Doing all of this, health leaders will have to support many exhausted and traumatised staff and stay prepared for a possible second peak. They remain concerned that further steps to ease the lockdown must have a robust and clear rationale and be communicated with proper assurances to NHS staff and the wider public. This will include assurances about the effectiveness of the test and trace programme and adequate supplies of protective equipment as services restart.

In an accompanying letter to the Prime Minister, the NHS Confederation warns that it will not be possible to simply ‘switch on’ NHS services immediately. It calls on the government to manage expectations about how quickly key patient services can be restored and to communicate this clearly if public confidence in the service is to be maintained.

Based on engagement with its members, which span services that commission and provide healthcare, including primary care, the report sets out some of the ways in which local NHS organisations will need support to get the NHS back on track – many of which require local health and care partnerships to be empowered to oversee transformative change. It also calls for a commitment to support local government and social care services without which the NHS in England cannot function effectively.

It calls for:

  • An extension of emergency funding across all sectors of the NHS, given significant extra demand across all services. Longer term funding will be needed for rehabilitation and recovery services in the community, including for mental health, to manage  patients at home and in the community.
  • Putting in place an ongoing arrangement with the private sector – this will be vital to provide capacity to respond to the backlog of treatment.
  • A review of the impact of COVID-19 on the NHS and social care workforce given the unprecedented pressure staff have been under
  • A delay in returning to the inspection regime of the CQC to take into account the positive changes that have been achieved as a result of the lighter touch approach to regulation that has been in place during the pandemic.
  • A commitment to acknowledge and address health inequalities wherever possible through upcoming guidance and policy reform.
  • Clarity over when there will be a return the greater autonomy local organisations had before COVID-19 returned, as we move from Level 4 to Level 3. This should be considered as part of a wider move to less central command and control when the pandemic has subsided.
  • A call for assurance that there will be a fully operational and robust test, track and trace system, as well as appropriate supplies of personal protective equipment (PPE),as services are resumed.
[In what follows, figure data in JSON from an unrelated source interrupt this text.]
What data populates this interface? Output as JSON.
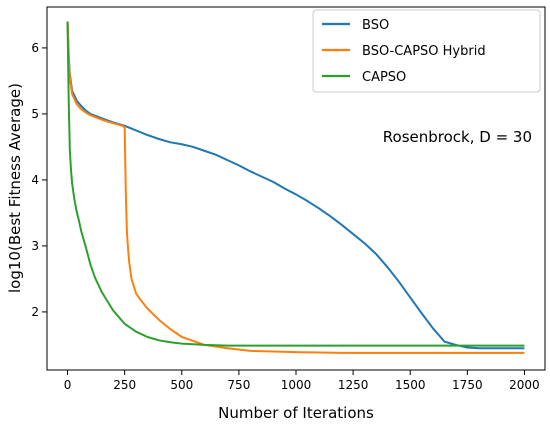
{
  "chart_data": {
    "type": "line",
    "title": "",
    "xlabel": "Number of Iterations",
    "ylabel": "log10(Best Fitness Average)",
    "xlim": [
      -90,
      2090
    ],
    "ylim": [
      1.12,
      6.62
    ],
    "xticks": [
      0,
      250,
      500,
      750,
      1000,
      1250,
      1500,
      1750,
      2000
    ],
    "yticks": [
      2,
      3,
      4,
      5,
      6
    ],
    "grid": false,
    "legend_position": "top-right",
    "annotation": "Rosenbrock, D = 30",
    "series": [
      {
        "name": "BSO",
        "color": "#1f77b4",
        "x": [
          0,
          5,
          10,
          20,
          40,
          60,
          80,
          100,
          130,
          160,
          200,
          250,
          300,
          350,
          400,
          450,
          500,
          550,
          600,
          650,
          700,
          750,
          800,
          850,
          900,
          950,
          1000,
          1050,
          1100,
          1150,
          1200,
          1250,
          1300,
          1350,
          1400,
          1450,
          1500,
          1550,
          1600,
          1625,
          1650,
          1700,
          1750,
          1800,
          1900,
          2000
        ],
        "y": [
          6.4,
          5.9,
          5.6,
          5.35,
          5.2,
          5.12,
          5.05,
          5.0,
          4.96,
          4.92,
          4.87,
          4.82,
          4.75,
          4.68,
          4.62,
          4.57,
          4.54,
          4.5,
          4.44,
          4.38,
          4.3,
          4.22,
          4.13,
          4.05,
          3.97,
          3.87,
          3.78,
          3.68,
          3.57,
          3.45,
          3.32,
          3.18,
          3.04,
          2.88,
          2.68,
          2.46,
          2.22,
          1.98,
          1.75,
          1.65,
          1.55,
          1.5,
          1.46,
          1.45,
          1.45,
          1.45
        ]
      },
      {
        "name": "BSO-CAPSO Hybrid",
        "color": "#ff7f0e",
        "x": [
          0,
          5,
          10,
          20,
          40,
          60,
          80,
          100,
          130,
          160,
          200,
          240,
          250,
          255,
          260,
          265,
          270,
          280,
          300,
          320,
          350,
          400,
          450,
          500,
          550,
          600,
          700,
          800,
          900,
          1000,
          1200,
          1500,
          2000
        ],
        "y": [
          6.4,
          5.85,
          5.55,
          5.3,
          5.15,
          5.07,
          5.02,
          4.98,
          4.94,
          4.9,
          4.86,
          4.82,
          4.8,
          3.8,
          3.2,
          2.95,
          2.75,
          2.5,
          2.28,
          2.18,
          2.05,
          1.88,
          1.74,
          1.62,
          1.56,
          1.5,
          1.45,
          1.41,
          1.4,
          1.39,
          1.38,
          1.38,
          1.38
        ]
      },
      {
        "name": "CAPSO",
        "color": "#2ca02c",
        "x": [
          0,
          5,
          10,
          15,
          20,
          30,
          40,
          50,
          60,
          80,
          100,
          120,
          150,
          200,
          250,
          300,
          350,
          400,
          450,
          500,
          600,
          700,
          800,
          1000,
          1500,
          2000
        ],
        "y": [
          6.4,
          5.2,
          4.45,
          4.15,
          3.95,
          3.7,
          3.52,
          3.38,
          3.22,
          2.98,
          2.72,
          2.52,
          2.3,
          2.02,
          1.82,
          1.7,
          1.62,
          1.57,
          1.54,
          1.52,
          1.5,
          1.49,
          1.49,
          1.49,
          1.49,
          1.49
        ]
      }
    ]
  }
}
The NHS Confederation has published its report ahead of updated guidance from NHS England and NHS Improvement on how the next phase of the NHS response to the pandemic will be managed.

Niall Dickson, chief executive of the NHS Confederation, which represents organisations across the healthcare sector, said:

“NHS leaders understand the need to ease lockdown and get the country ‘back to work’. Part of this will involve restarting diagnostic screening, routine operations, outpatient appointments and other care, but we need to do this safely. Our members are aware that the virus is still with us and of the real risks of outbreaks in care settings. That is why we need a robust plan, communicated clearly, and trace  to make sure the NHS can prepare safely, protecting its staff, patients and the wider community as it does so.
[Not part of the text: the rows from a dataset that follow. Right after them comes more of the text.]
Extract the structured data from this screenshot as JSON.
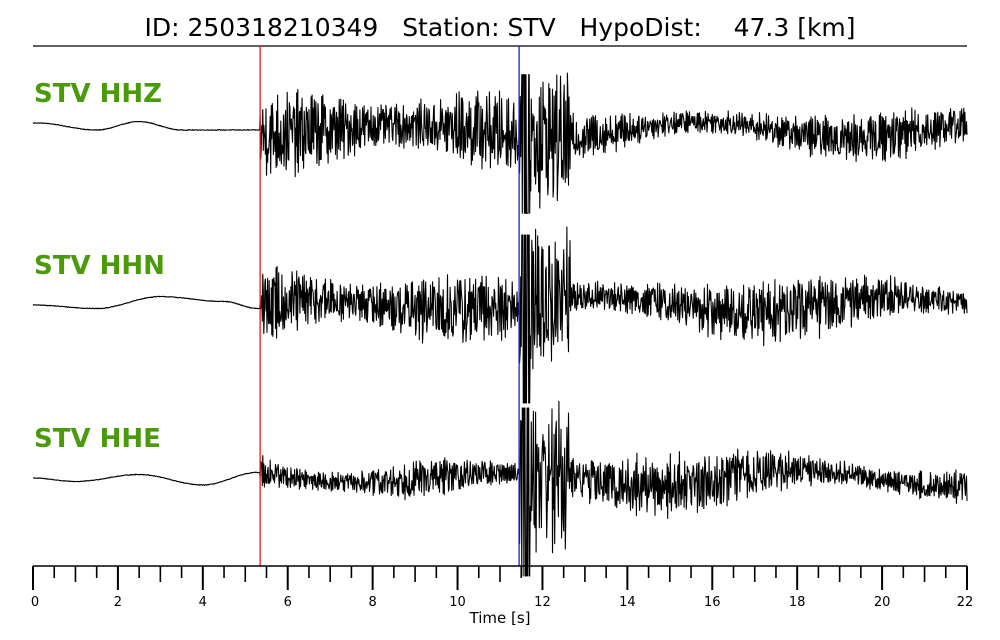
{
  "title": {
    "id_label": "ID:",
    "id_value": "250318210349",
    "station_label": "Station:",
    "station_value": "STV",
    "hypodist_label": "HypoDist:",
    "hypodist_value": "47.3",
    "hypodist_unit": "[km]"
  },
  "colors": {
    "label": "#4a9a0c",
    "trace": "#000000",
    "p_pick": "#e02020",
    "s_pick": "#1f1fcf"
  },
  "chart_data": {
    "type": "line",
    "xlabel": "Time [s]",
    "xlim": [
      0,
      22
    ],
    "major_ticks": [
      0,
      2,
      4,
      6,
      8,
      10,
      12,
      14,
      16,
      18,
      20,
      22
    ],
    "tick_labels": [
      "0",
      "2",
      "4",
      "6",
      "8",
      "10",
      "12",
      "14",
      "16",
      "18",
      "20",
      "22"
    ],
    "minor_tick_step": 0.5,
    "p_pick_time": 5.35,
    "s_pick_time": 11.45,
    "traces": [
      {
        "label": "STV HHZ",
        "pre_event_envelope": [
          [
            0,
            0.1
          ],
          [
            0.1,
            0.1
          ],
          [
            1.5,
            0.0
          ],
          [
            2.5,
            0.12
          ],
          [
            3.5,
            0.0
          ],
          [
            5.3,
            0.0
          ]
        ],
        "p_amplitude": 0.55,
        "s_peak": 0.9,
        "coda_amplitude": 0.4
      },
      {
        "label": "STV HHN",
        "pre_event_envelope": [
          [
            0,
            0.0
          ],
          [
            1.5,
            -0.05
          ],
          [
            3.0,
            0.12
          ],
          [
            4.5,
            0.05
          ],
          [
            5.3,
            -0.05
          ]
        ],
        "p_amplitude": 0.5,
        "s_peak": 1.0,
        "coda_amplitude": 0.5
      },
      {
        "label": "STV HHE",
        "pre_event_envelope": [
          [
            0,
            0.0
          ],
          [
            1.0,
            -0.05
          ],
          [
            2.5,
            0.05
          ],
          [
            4.0,
            -0.1
          ],
          [
            5.3,
            0.08
          ]
        ],
        "p_amplitude": 0.25,
        "s_peak": 1.0,
        "coda_amplitude": 0.45
      }
    ]
  }
}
“Political leaders have a vital role to play in reassuring the public that every step possible is being taken to manage the virus, while safely bringing back services that had to be paused. Retaining, public confidence and trust in the NHS will be vital over the next few months.
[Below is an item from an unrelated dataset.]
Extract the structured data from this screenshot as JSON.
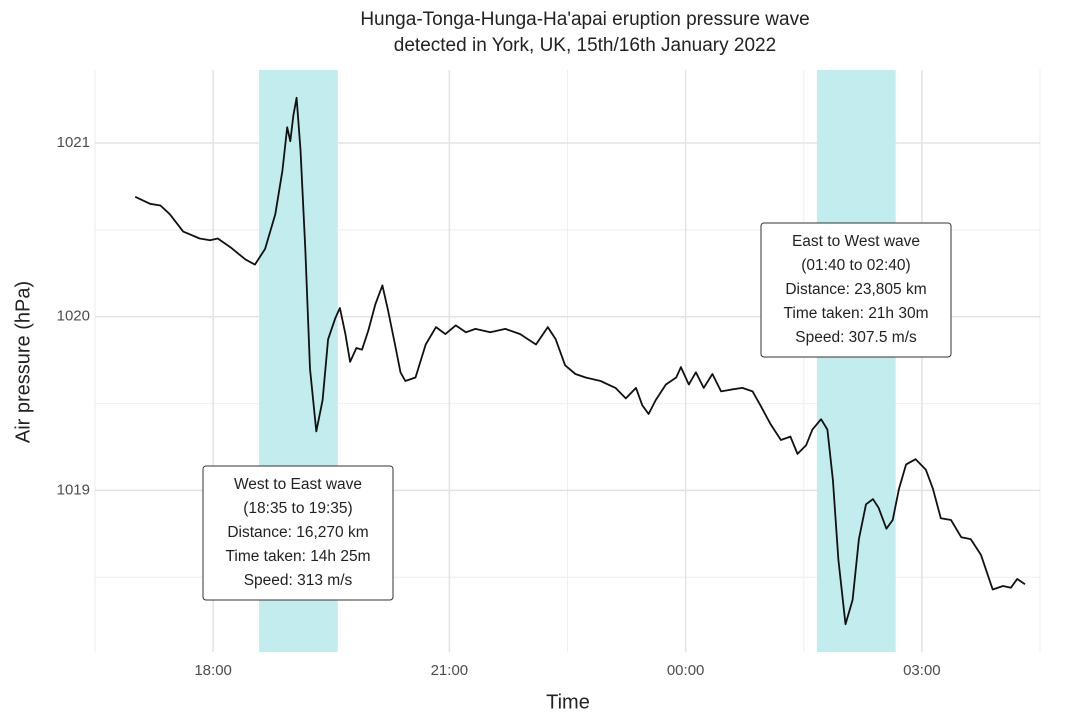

“The NHS wants to get back to providing these vital services - the virus has inflicted pain and suffering throughout the UK, but we also know the measures to combat it have come at a terrible cost to those who have not been able to access the care, treatment and support they need and to many whose conditions have gone undiagnosed.

There is a real determination to rise to this challenge, but it will need  extra funding and capacity, not least in rehabilitation and recovery services in the community where so much of the coming demand will be felt.

“But we also need to send a clear message that it will take time to recover from this shock and we need patience and understanding and from politicians, assurances, support and realistic expectations. .”

This report is the second from the NHS Confederation’s NHS Reset campaign, which aims to contribute to the public debate on what the health and care system should look like in the aftermath of COVID-19.